Usually this time of year I’m a little ba-humbug about the holidays probably because I don’t have a shiny, happy, white, very Brady, Walton’s, Little House Christmas. But this year I’m more grateful than usual to spend time with my silly, sensitive, strong, kick-butt, hard working, unorganized, overly consumptive, mixed-up Punjabi-Icelandic-Mexican-Italian-White family. We will make a Christmas meal with canned ham glazed with Hawaiian punch, Swiss vegetable medley, pasta salad, topped off with Martinelli’s sparkling apple cider and I won’t be an unbearable food snob about any of our hodge-podge family traditions that we all love. Of course, I will make something from scratch because it wouldn’t be the holidays if I didn’t over-complicate at least one thing this year.
And yes, my brown ass family, with turbans and chunnis we celebrate CHRISTMAS, we know it’s the day Christ was born, in a manger, where he received presents from three wise kings, but we’ve adopted this tradition like many immigrant families. I know every word to “Away in the Manger” and “Silent Night” because I sang them in the school choir and still enjoy listening to a beautifully sung rendition. And we don’t stop anyone from saying Merry Christmas, nor do we go to war over the word, it’s not offensive or strange, afterall we’ve lived in America for nearly 50 years. Over time, we’ve added other cultural traditions to balance out the season. My parents started attending a large Gurpurab, where all the Sikh Gurdwaras in Southern California gather to pray and for many years my sister played kirtan with little kids dressed in white. Most people don’t know what these words mean but it’s how we honor the birth of Guru Nanak. Like almost every faith and culture in the world, this time of year is usually marked by prayer and contemplation as we go into the dark days of winter when the nights are long and stars shine brightly.

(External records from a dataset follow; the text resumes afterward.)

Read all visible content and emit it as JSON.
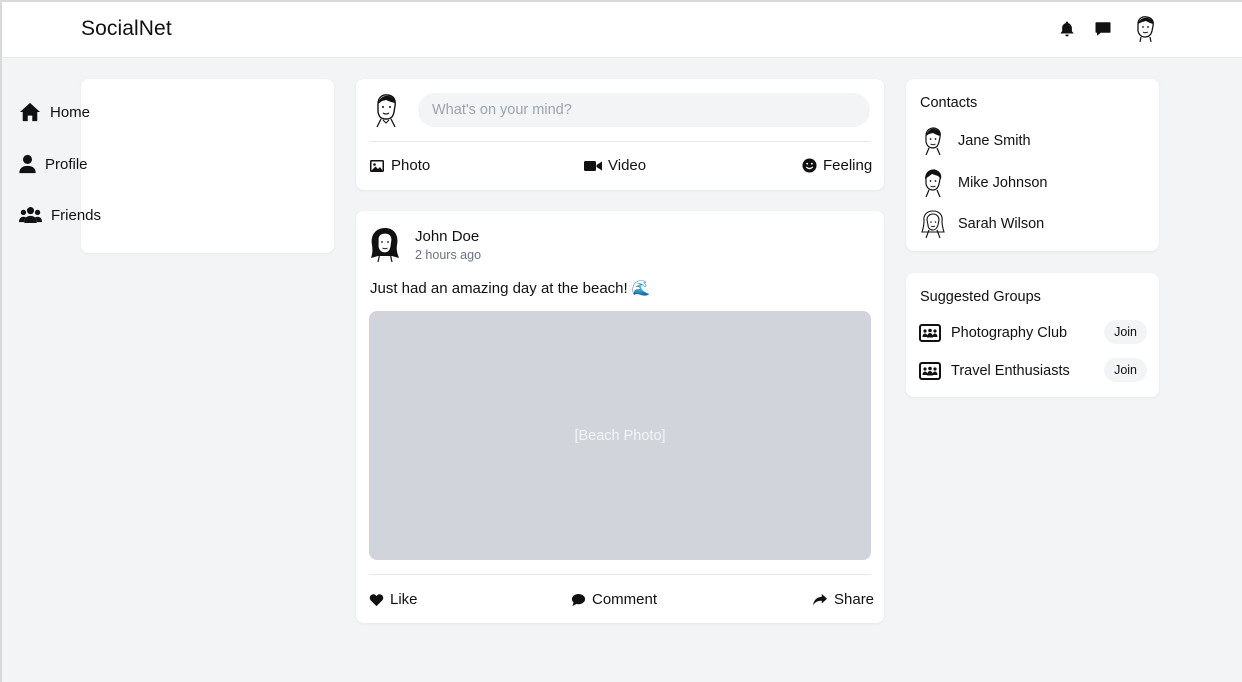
{
  "header": {
    "brand": "SocialNet",
    "icons": [
      "bell-icon",
      "chat-icon",
      "user-avatar"
    ]
  },
  "nav": {
    "items": [
      {
        "label": "Home",
        "icon": "home-icon"
      },
      {
        "label": "Profile",
        "icon": "user-icon"
      },
      {
        "label": "Friends",
        "icon": "users-icon"
      }
    ]
  },
  "composer": {
    "placeholder": "What's on your mind?",
    "actions": [
      {
        "label": "Photo",
        "icon": "image-icon"
      },
      {
        "label": "Video",
        "icon": "video-icon"
      },
      {
        "label": "Feeling",
        "icon": "smile-icon"
      }
    ]
  },
  "post": {
    "author": "John Doe",
    "time": "2 hours ago",
    "text": "Just had an amazing day at the beach! 🌊",
    "image_label": "[Beach Photo]",
    "actions": [
      {
        "label": "Like",
        "icon": "heart-icon"
      },
      {
        "label": "Comment",
        "icon": "comment-icon"
      },
      {
        "label": "Share",
        "icon": "share-icon"
      }
    ]
  },
  "contacts": {
    "title": "Contacts",
    "items": [
      {
        "name": "Jane Smith"
      },
      {
        "name": "Mike Johnson"
      },
      {
        "name": "Sarah Wilson"
      }
    ]
  },
  "groups": {
    "title": "Suggested Groups",
    "items": [
      {
        "name": "Photography Club",
        "button": "Join"
      },
      {
        "name": "Travel Enthusiasts",
        "button": "Join"
      }
    ]
  },
  "colors": {
    "background": "#f3f4f6",
    "card": "#ffffff",
    "text": "#111827",
    "muted": "#6b7280",
    "image_placeholder": "#d1d5db"
  }
}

But this year, the mood in the air feels different and like many, I’m filled with sadness and concern for our future as a society. It’s hard to ignore the signs that portend a dark turn in our history. But it’s due to this anxiety that I realize the only thing I have is my family, we’re bound by our traditions, our wounds and I love them unconditionally. Mostly, I want to hug my parents, sisters, and nieces closer than ever as we descend into a new world order. So my usual complaints and aggravations about shopping, family dynamics, and rushing around seem trivial, instead, the irritations are comforting as they’re normal and predictable. Because what is uncomfortable and downright scary are the dark clouds I see gathering, all I want to do is circle close with trusted family and friends. For once, I’m not wrapped in guilt about a glittery tree, piles of presents, a bountiful table of foods, binge-watching classic movies, and too many pieces of See’s candies. But I will think of others, make donations, help the unhoused living on my street and have a moment of contemplation for lives in danger all over the world. It seems to me the best way to honor all the pain we’ve felt this year and so I’m filled with a renewed gratitude for everything good I have in this moment. Because things may change, we may not have the same people in our lives, the same jobs, the same things, the same friends, the same country or even the same world this time next year. Now more than ever, we need to soak in the love and connections. I hope you all recharge with your loved ones, build stronger connections and find solace in your faith and traditions. We must live with love, respect, kindness, and hunker down for the long winter ahead. Much love and peace to everyone, I wish you all the best this season. Whatever way you celebrate and honor this time, may it be with lots of love and joy.